GENERAL CHARACTERISTICS
Ancylostoma braziliense and Anycylostoma caninum are common hookworms of dogs and cats. The parasites penetrate the skin and cause cutaneous larva migrans (CLM), also referred to as creeping eruption.
EPIDEMIOLOGY
The organisms are found in warm climates within the Southeastern United States. Dogs and cats are the natural definitive host for Ancylostoma spp. The infective larvae penetrate the skin of the host and migrate in the circulation. The adult worms reside in the intestine. The eggs are shed in the feces of dogs and cats. The eggs undergo maturation in moist, sandy soil in areas protected from desiccation, such as under shady trees and houses. Children are often infected when playing in sandboxes that have been contaminated with dog and cat feces.
PATHOGENESIS AND SPECTRUM OF DISEASE
The infective larvae penetrate the skin of the human host and migrate through the subcutaneous tissue. The host develops pruritic papules at the site of penetration, followed by serpiginous, vesicular, elevated linear tracks. The larvae will migrate several millimeters each day, forming these continued tracks. The area surrounding the tracks becomes inflamed with marked edema. The patient may present with a peripheral eosinophilia. Infection is typically self-limiting. As the larvae migrate, the host may scratch and scar the tissue, subjecting the host to potential secondary bacterial infections. The signs and symptoms resemble those of infection with similar insect larvae, Strongyloides stercoralis, and other animal hookworms.
Systemic involvement is rare; however, cases of pneumonitis resulting from larvae migration into the lungs have been identified. In addition, gastrointestinal discomfort including abdominal pain, diarrhea, and weight loss has been associated with Ancylostoma spp. infections. This condition is referred to as eosinophilic enteritis.

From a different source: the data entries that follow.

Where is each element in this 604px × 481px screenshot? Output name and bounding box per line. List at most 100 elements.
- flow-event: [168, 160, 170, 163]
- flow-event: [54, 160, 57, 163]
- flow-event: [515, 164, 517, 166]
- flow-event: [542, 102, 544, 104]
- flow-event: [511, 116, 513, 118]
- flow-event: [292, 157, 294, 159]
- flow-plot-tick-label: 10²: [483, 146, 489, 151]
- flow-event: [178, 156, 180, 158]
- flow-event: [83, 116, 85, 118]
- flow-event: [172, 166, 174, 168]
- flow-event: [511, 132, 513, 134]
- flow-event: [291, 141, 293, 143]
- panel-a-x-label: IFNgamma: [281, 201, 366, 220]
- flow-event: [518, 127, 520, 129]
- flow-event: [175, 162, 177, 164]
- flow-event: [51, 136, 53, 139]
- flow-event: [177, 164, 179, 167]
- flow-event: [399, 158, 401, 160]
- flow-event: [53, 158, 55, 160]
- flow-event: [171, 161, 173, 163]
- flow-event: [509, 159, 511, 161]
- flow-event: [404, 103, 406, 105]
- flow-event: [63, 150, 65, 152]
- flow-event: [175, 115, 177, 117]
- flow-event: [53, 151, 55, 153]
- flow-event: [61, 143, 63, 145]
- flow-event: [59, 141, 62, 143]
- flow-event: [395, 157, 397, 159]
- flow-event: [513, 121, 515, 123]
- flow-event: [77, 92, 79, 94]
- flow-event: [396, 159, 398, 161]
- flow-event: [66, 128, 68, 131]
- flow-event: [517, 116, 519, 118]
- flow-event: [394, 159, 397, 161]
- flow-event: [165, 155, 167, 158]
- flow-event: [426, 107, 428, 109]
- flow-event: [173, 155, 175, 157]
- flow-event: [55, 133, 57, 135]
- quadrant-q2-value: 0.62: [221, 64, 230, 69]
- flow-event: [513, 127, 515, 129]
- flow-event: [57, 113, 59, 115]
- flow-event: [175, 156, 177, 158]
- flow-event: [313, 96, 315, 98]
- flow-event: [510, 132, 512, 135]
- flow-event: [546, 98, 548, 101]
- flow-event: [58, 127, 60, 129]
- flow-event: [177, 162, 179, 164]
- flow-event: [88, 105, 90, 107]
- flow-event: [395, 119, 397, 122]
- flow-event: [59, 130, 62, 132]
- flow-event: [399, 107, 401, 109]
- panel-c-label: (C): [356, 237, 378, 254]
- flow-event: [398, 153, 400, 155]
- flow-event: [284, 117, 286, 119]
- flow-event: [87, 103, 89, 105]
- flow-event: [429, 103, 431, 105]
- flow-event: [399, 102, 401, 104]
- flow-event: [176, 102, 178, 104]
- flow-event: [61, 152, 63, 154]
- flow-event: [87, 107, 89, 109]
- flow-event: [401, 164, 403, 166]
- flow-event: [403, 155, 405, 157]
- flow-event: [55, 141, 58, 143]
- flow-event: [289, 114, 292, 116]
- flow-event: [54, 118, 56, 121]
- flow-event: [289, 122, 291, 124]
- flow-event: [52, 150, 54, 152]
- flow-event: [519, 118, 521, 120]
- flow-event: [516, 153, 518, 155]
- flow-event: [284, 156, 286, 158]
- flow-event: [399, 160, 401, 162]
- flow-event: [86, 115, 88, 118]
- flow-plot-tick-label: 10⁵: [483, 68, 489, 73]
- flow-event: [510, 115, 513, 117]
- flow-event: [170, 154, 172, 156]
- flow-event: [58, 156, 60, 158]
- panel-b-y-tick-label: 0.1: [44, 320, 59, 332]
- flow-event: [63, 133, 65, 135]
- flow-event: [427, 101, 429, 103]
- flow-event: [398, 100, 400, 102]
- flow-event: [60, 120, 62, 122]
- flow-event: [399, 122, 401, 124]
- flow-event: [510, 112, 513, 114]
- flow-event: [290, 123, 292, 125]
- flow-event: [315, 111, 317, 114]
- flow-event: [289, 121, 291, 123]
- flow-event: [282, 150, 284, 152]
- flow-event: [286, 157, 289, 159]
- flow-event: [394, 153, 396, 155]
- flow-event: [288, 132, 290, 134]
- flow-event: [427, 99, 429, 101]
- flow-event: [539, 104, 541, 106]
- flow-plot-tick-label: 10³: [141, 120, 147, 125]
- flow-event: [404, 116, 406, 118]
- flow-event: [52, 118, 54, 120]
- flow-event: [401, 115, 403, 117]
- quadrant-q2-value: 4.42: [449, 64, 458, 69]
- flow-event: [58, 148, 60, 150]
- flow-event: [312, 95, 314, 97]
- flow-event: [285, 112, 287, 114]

See Table 1 for a summarized detail of associated diseases.

Table1. Pathogenesis and Spectrum of Associated Diseases
LABORATORY DIAGNOSIS
Laboratory diagnosis is limited. Evidence of visible tracks and patient history of possible exposure are usually sufficient. The patient may present with a peripheral eosinophilia. In systemic cases, larvae may be recovered from sputum and Charcot-Leyden crystals may be evident.
THERAPY
Anthelmintic therapy may include ivermectin or thiabendazole.